La salle de bal est un livre dans lequel j'ai plongé et que j'ai dévoré avec émotion, angoisse et souvent un sentiment de révolte tout en appréciant le talent d'Anna Hope pour me faire sentir quantité d'odeurs, odeurs humaines, bestiales, naturelles ou artificielles.
Après un bref prologue se passant en Irlande, en 1934, prologue que j'ai oublié bien vite mais que Ghislaine m'a rappelé fort judicieusement quand j'ai refermé le livre, l'auteure revient en 1911, s'attachant aux pas d'Ella, jeune femme irlandaise encadrée par d'autres femmes en uniforme puis amenée dans une salle où elle découvre une centaine de lits occupés par des congénères qui hurlent, chantent ou crient… le décor est planté. Ella vient d'être enfermée dans l'asile de Sharston alors qu'elle ne pouvait plus supporter son travail à la filature et qu'elle avait brisé une vitre pour avoir un peu d'air : « Elle n'avait personne pour prendre sa défense ici, nul être pour se faire son écho, rien pour expliquer qui elle était ou aurait pu être. »
Second personnage qui va revenir régulièrement, le Docteur Charles Fuller, médecin-chef adjoint, apporte de bonnes idées comme la musique mais il est séduit par les thèses eugéniques qui fleurissent dès le début du XXe siècle et trouveront leur apogée avec le nazisme. C'est peu connu mais les thèses de pureté de la race étaient en vogue dans d'autres pays d'Europe dont l'Angleterre et les déclarations de Churchill, à l'époque, font froid dans le dos. Pour lui, la stérilisation des malades mentaux est nécessaire.

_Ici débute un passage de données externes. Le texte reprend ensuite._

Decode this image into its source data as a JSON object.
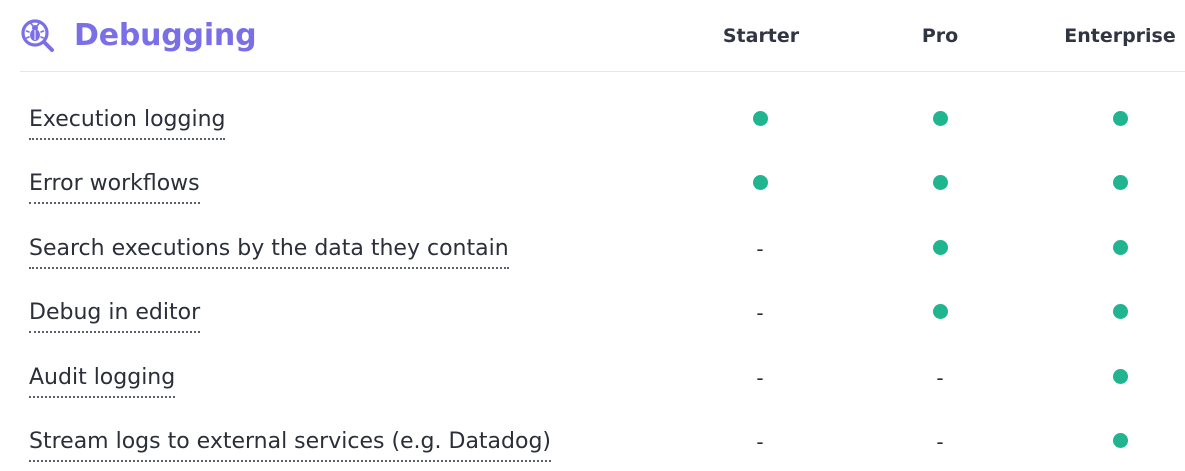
{
  "section": {
    "title": "Debugging",
    "icon": "bug-magnifier-icon",
    "accent_color": "#7a6fe6",
    "check_color": "#20b58f"
  },
  "columns": [
    "Starter",
    "Pro",
    "Enterprise"
  ],
  "rows": [
    {
      "feature": "Execution logging",
      "values": [
        "check",
        "check",
        "check"
      ],
      "marks": [
        "",
        "",
        ""
      ]
    },
    {
      "feature": "Error workflows",
      "values": [
        "check",
        "check",
        "check"
      ],
      "marks": [
        "",
        "",
        ""
      ]
    },
    {
      "feature": "Search executions by the data they contain",
      "values": [
        "none",
        "check",
        "check"
      ],
      "marks": [
        "-",
        "",
        ""
      ]
    },
    {
      "feature": "Debug in editor",
      "values": [
        "none",
        "check",
        "check"
      ],
      "marks": [
        "-",
        "",
        ""
      ]
    },
    {
      "feature": "Audit logging",
      "values": [
        "none",
        "none",
        "check"
      ],
      "marks": [
        "-",
        "-",
        ""
      ]
    },
    {
      "feature": "Stream logs to external services (e.g. Datadog)",
      "values": [
        "none",
        "none",
        "check"
      ],
      "marks": [
        "-",
        "-",
        ""
      ]
    }
  ]
}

Enfin, voici John Mulligan que nous suivons en alternance avec Ella et Charles. Avec son ami Dan, ils creusent des tombes pour caser six corps, ceux des malades qu'on laisse mourir à l'asile. Dan est une force de la nature et son aide est précieuse pour John.
Ella, ouvrière bambrocheuse, celle qui remplace les bobines de fil terminées par de nouvelles, dès l'âge de 8 ans, n'a pas pu apprendre à lire. D'abord révoltée, elle comprend : « Être sage, c'était survivre. » Elle se lie à Clem, jeune femme dont l'internement pose aussi question mais qui se réfugie dans la lecture. Toutes les deux, elles effectuent un parcours terriblement humain et émouvant surtout lorsque Clem lui lit les lettres qu'elle reçoit d'un homme...

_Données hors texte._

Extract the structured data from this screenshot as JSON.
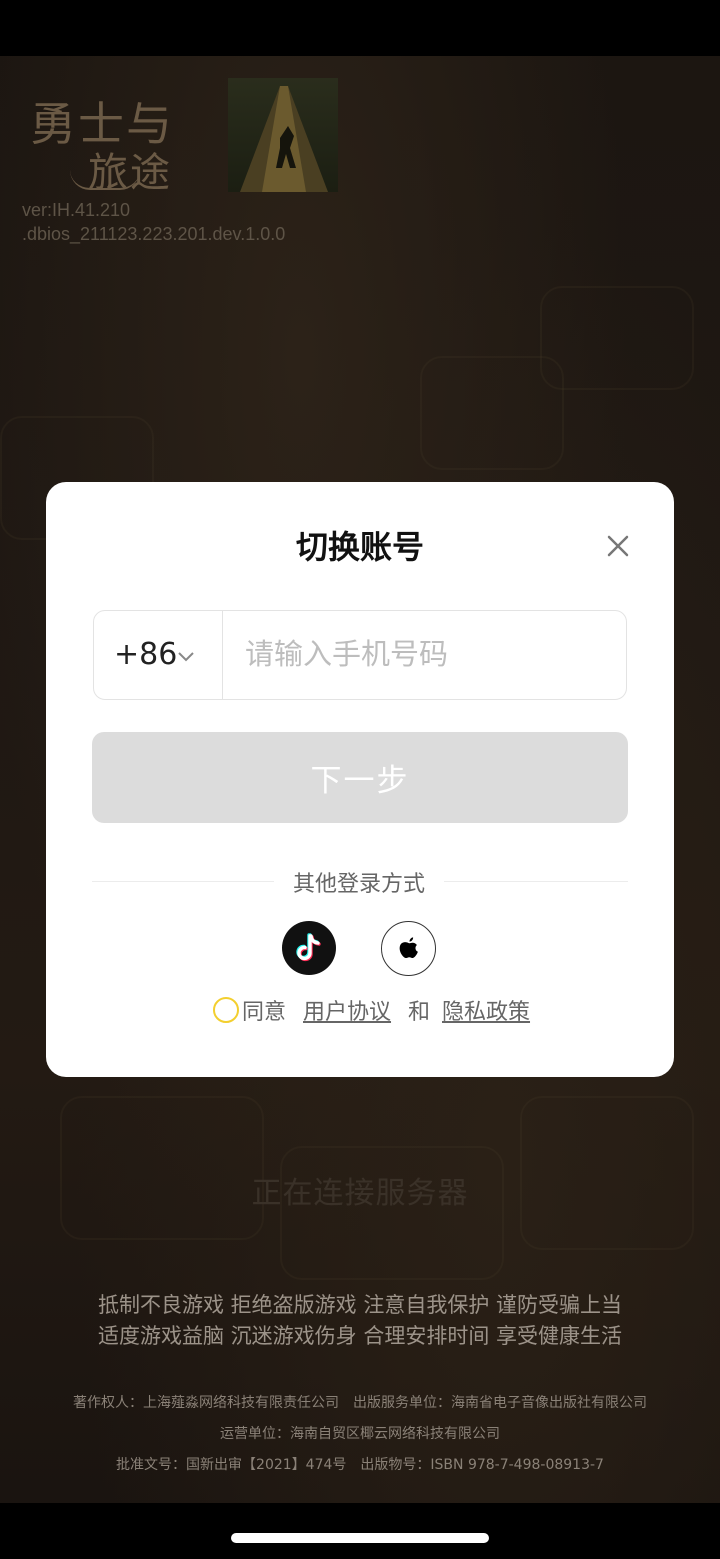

Sans dévoiler la suite de l'histoire, il faut tout de même parler de cette fameuse salle de bal qui a bien existé. Pour y aller, il fallait être choisi par le personnel et c'est Charles qui mène le petit orchestre. C'est le seul endroit où femmes et hommes peuvent se rencontrer et danser, véritable bol d'air, seul petit plaisir hebdomadaire dans une vie de contraintes et de privations.
Les saisons s'écoulent mais l'été caniculaire de cette année 1911 cause bien des bouleversements.
La salle de bal est un roman formidable d'humanité, roman qu'Anna Hope a dédié à son arrière-arrière-grand-père interné dans cet asile qui lui a servi de modèle, le West Riding Mental Hospital, dans le Yorkshire, hôpital fermé en 2003.